Оказывается, чтобы выздороветь, достаточно иметь богатое воображение и ежечасно прокручивать в уме киноленту, где ты в главной и хитовой роли бегаешь, прыгаешь, отжимаешься, опираясь на кончики пальцев, крутишь «солнце» на турнике, бьешь мировые рекорды в легкой атлетике и покоряешь Эверест, будучи в реальности жалким обездвиженным инвалидом. И, якобы обманутый этими картинками, мозг посылает такие мощные повелительные сигналы в мертвые мышцы, что они оживают и начинают работать как ни в чем не бывало. А на некоторых сайтах, не стесняясь, писали, что мозг посылает эти сигналы прямиком в небесную канцелярию и в ответ получает неограниченные возможности. В общем, поверить в этот бред могли только больные отчаявшиеся люди вроде меня.
Воодушевленная лживыми обещаниями быстрого и полного исцеления, я приступила к аутогенным упражнениям. Цели перед собой поставила самые высокие: не просто научиться заново стоять на ногах, а еще и сплясать на пороге больницы после выписки.
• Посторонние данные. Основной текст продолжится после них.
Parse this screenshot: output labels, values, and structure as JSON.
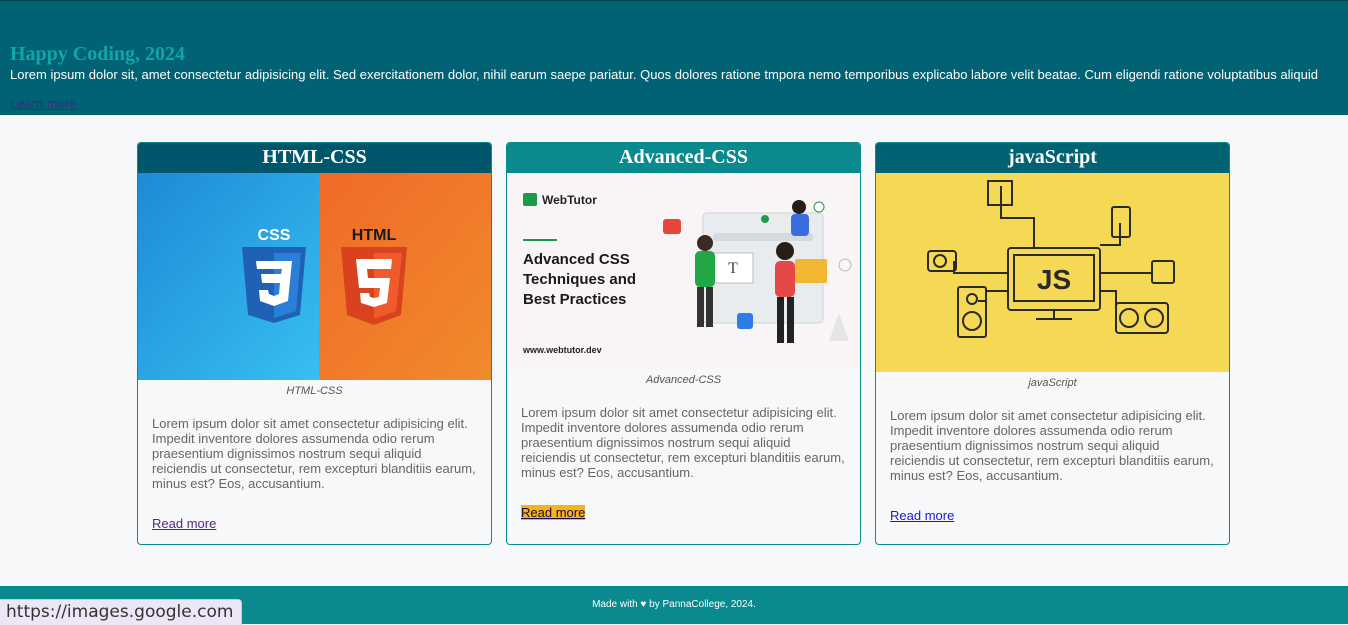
{
  "header": {
    "title": "Happy Coding, 2024",
    "description": "Lorem ipsum dolor sit, amet consectetur adipisicing elit. Sed exercitationem dolor, nihil earum saepe pariatur. Quos dolores ratione tmpora nemo temporibus explicabo labore velit beatae. Cum eligendi ratione voluptatibus aliquid",
    "link": "Learn more"
  },
  "cards": [
    {
      "title": "HTML-CSS",
      "badge_left": "CSS",
      "badge_right": "HTML",
      "caption": "HTML-CSS",
      "body": "Lorem ipsum dolor sit amet consectetur adipisicing elit. Impedit inventore dolores assumenda odio rerum praesentium dignissimos nostrum sequi aliquid reiciendis ut consectetur, rem excepturi blanditiis earum, minus est? Eos, accusantium.",
      "link": "Read more"
    },
    {
      "title": "Advanced-CSS",
      "brand": "WebTutor",
      "headline_1": "Advanced CSS",
      "headline_2": "Techniques and",
      "headline_3": "Best Practices",
      "site": "www.webtutor.dev",
      "caption": "Advanced-CSS",
      "body": "Lorem ipsum dolor sit amet consectetur adipisicing elit. Impedit inventore dolores assumenda odio rerum praesentium dignissimos nostrum sequi aliquid reiciendis ut consectetur, rem excepturi blanditiis earum, minus est? Eos, accusantium.",
      "link": "Read more"
    },
    {
      "title": "javaScript",
      "chip_label": "JS",
      "caption": "javaScript",
      "body": "Lorem ipsum dolor sit amet consectetur adipisicing elit. Impedit inventore dolores assumenda odio rerum praesentium dignissimos nostrum sequi aliquid reiciendis ut consectetur, rem excepturi blanditiis earum, minus est? Eos, accusantium.",
      "link": "Read more"
    }
  ],
  "footer": {
    "text": "Made with ♥ by PannaCollege, 2024."
  },
  "status_url": "https://images.google.com"
}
Танцевать я любила с детства. Мне казалось, что именно в танце человеческая душа раскрывается во всей ее полноте. Но самым приятным в танцах лично для меня было необыкновенное освобождающее чувство полного самозабвения, когда уже не важно, кто ты, где ты и как ты выглядишь. Есть только музыка, только ритм и твое послушное ритму сердце.
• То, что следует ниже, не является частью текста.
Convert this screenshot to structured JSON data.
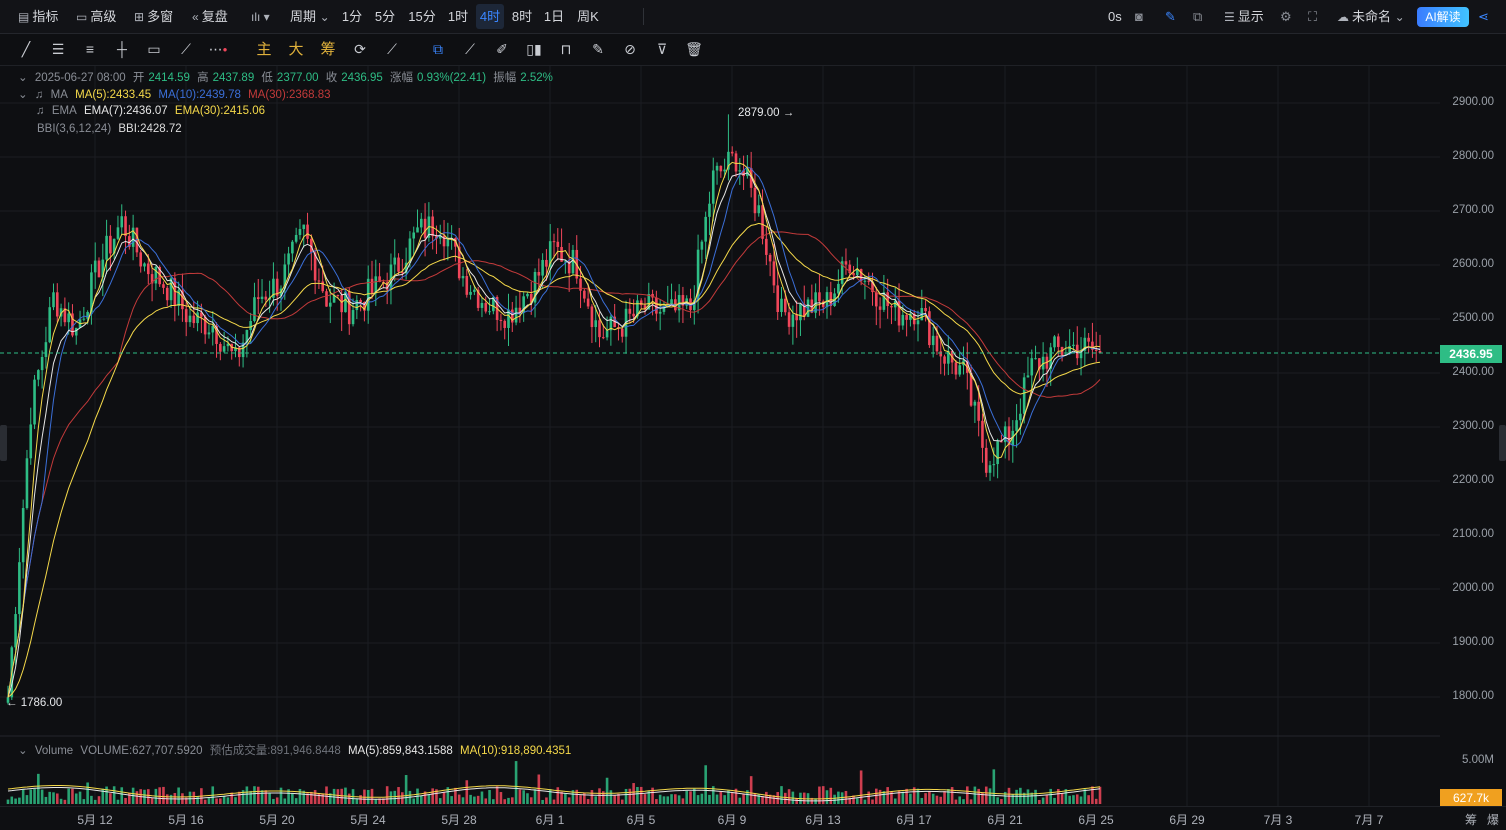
{
  "topbar": {
    "indicators": "指标",
    "advanced": "高级",
    "multiwindow": "多窗",
    "replay": "复盘",
    "period_menu": "周期",
    "periods": [
      "1分",
      "5分",
      "15分",
      "1时",
      "4时",
      "8时",
      "1日",
      "周K"
    ],
    "active_period": "4时",
    "countdown": "0s",
    "display": "显示",
    "layout_name": "未命名",
    "ai_button": "AI解读"
  },
  "toolbar2": {
    "main": "主",
    "big": "大",
    "chips": "筹"
  },
  "ohlc": {
    "datetime": "2025-06-27 08:00",
    "open_label": "开",
    "open": "2414.59",
    "high_label": "高",
    "high": "2437.89",
    "low_label": "低",
    "low": "2377.00",
    "close_label": "收",
    "close": "2436.95",
    "change_label": "涨幅",
    "change": "0.93%(22.41)",
    "amp_label": "振幅",
    "amp": "2.52%"
  },
  "indicators": {
    "ma_name": "MA",
    "ma5": "MA(5):2433.45",
    "ma10": "MA(10):2439.78",
    "ma30": "MA(30):2368.83",
    "ema_name": "EMA",
    "ema7": "EMA(7):2436.07",
    "ema30": "EMA(30):2415.06",
    "bbi_name": "BBI(3,6,12,24)",
    "bbi": "BBI:2428.72"
  },
  "volume_legend": {
    "name": "Volume",
    "volume": "VOLUME:627,707.5920",
    "est": "预估成交量:891,946.8448",
    "ma5": "MA(5):859,843.1588",
    "ma10": "MA(10):918,890.4351"
  },
  "price_axis": {
    "ticks": [
      "2900.00",
      "2800.00",
      "2700.00",
      "2600.00",
      "2500.00",
      "2400.00",
      "2300.00",
      "2200.00",
      "2100.00",
      "2000.00",
      "1900.00",
      "1800.00"
    ],
    "current": "2436.95",
    "vol_ticks": [
      "5.00M"
    ],
    "vol_current": "627.7k"
  },
  "annotations": {
    "high": "2879.00",
    "low": "1786.00"
  },
  "date_axis": {
    "labels": [
      "5月 12",
      "5月 16",
      "5月 20",
      "5月 24",
      "5月 28",
      "6月 1",
      "6月 5",
      "6月 9",
      "6月 13",
      "6月 17",
      "6月 21",
      "6月 25",
      "6月 29",
      "7月 3",
      "7月 7"
    ]
  },
  "bottom_right": [
    "筹",
    "爆"
  ],
  "colors": {
    "up": "#2ebd85",
    "down": "#f0465a",
    "ma5": "#f5d94a",
    "ma10": "#3b6fd8",
    "ma30": "#c23a3a",
    "ema7": "#e6e6e6",
    "ema30": "#f5d94a",
    "bbi": "#dddddd",
    "accent": "#3a86ff"
  },
  "chart_data": {
    "type": "candlestick",
    "interval": "4时",
    "ylim": [
      1760,
      2940
    ],
    "anchors": [
      [
        "5月 10",
        1800
      ],
      [
        "5月 11",
        2330
      ],
      [
        "5月 12",
        2540
      ],
      [
        "5月 13",
        2480
      ],
      [
        "5月 14",
        2600
      ],
      [
        "5月 15",
        2680
      ],
      [
        "5月 16",
        2600
      ],
      [
        "5月 17",
        2560
      ],
      [
        "5月 18",
        2500
      ],
      [
        "5月 19",
        2490
      ],
      [
        "5月 20",
        2420
      ],
      [
        "5月 21",
        2540
      ],
      [
        "5月 22",
        2570
      ],
      [
        "5月 23",
        2660
      ],
      [
        "5月 24",
        2540
      ],
      [
        "5月 25",
        2520
      ],
      [
        "5月 26",
        2550
      ],
      [
        "5月 27",
        2590
      ],
      [
        "5月 28",
        2660
      ],
      [
        "5月 29",
        2680
      ],
      [
        "5月 30",
        2580
      ],
      [
        "5月 31",
        2530
      ],
      [
        "6月 1",
        2510
      ],
      [
        "6月 2",
        2560
      ],
      [
        "6月 3",
        2630
      ],
      [
        "6月 4",
        2600
      ],
      [
        "6月 5",
        2470
      ],
      [
        "6月 6",
        2490
      ],
      [
        "6月 7",
        2520
      ],
      [
        "6月 8",
        2510
      ],
      [
        "6月 9",
        2520
      ],
      [
        "6月 10",
        2760
      ],
      [
        "6月 11",
        2800
      ],
      [
        "6月 12",
        2700
      ],
      [
        "6月 13",
        2510
      ],
      [
        "6月 14",
        2520
      ],
      [
        "6月 15",
        2530
      ],
      [
        "6月 16",
        2610
      ],
      [
        "6月 17",
        2560
      ],
      [
        "6月 18",
        2510
      ],
      [
        "6月 19",
        2520
      ],
      [
        "6月 20",
        2440
      ],
      [
        "6月 21",
        2400
      ],
      [
        "6月 22",
        2240
      ],
      [
        "6月 23",
        2280
      ],
      [
        "6月 24",
        2410
      ],
      [
        "6月 25",
        2440
      ],
      [
        "6月 26",
        2450
      ],
      [
        "6月 27",
        2437
      ]
    ],
    "high": 2879.0,
    "low": 1786.0,
    "last": 2436.95
  }
}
Именно за этим я и ходила в клубы. Меня не интересовали концерты, знаменитости, коктейли, возбужденная толпа и вызывающая галлюцинации наркота. Мне просто хотелось танцевать в темноте, тумане, мигании и шуме, где можно затеряться, словно песчинка на пляже, и ни о чем не думать. И вот теперь, когда нижняя половина моего тела превратилась в мертвый груз, я, лежа в постели, воображала, будто мы с Сашей (а с кем же еще?) танцуем зук на главной площади города. Саша неплохо танцевал хип-хоп и тектоник, но почему-то всегда стеснялся пригласить меня даже на банальный медляк, где люди просто обнимаются и топчутся на месте, не говоря уже об откровенных танцах вроде сальсы или зука. А мне всегда так хотелось с ним потанцевать! В моем воображении Саша уверенно и надежно вел меня в танце, нежно отклонял меня и вновь мягко, без наглости и вызова прижимал к себе, бережно подхватывал на руки и поднимал высоко над головой, не сводил с меня глаз в переходах и в ликовании кружил меня без устали, отчего мое сердце замирало от счастья.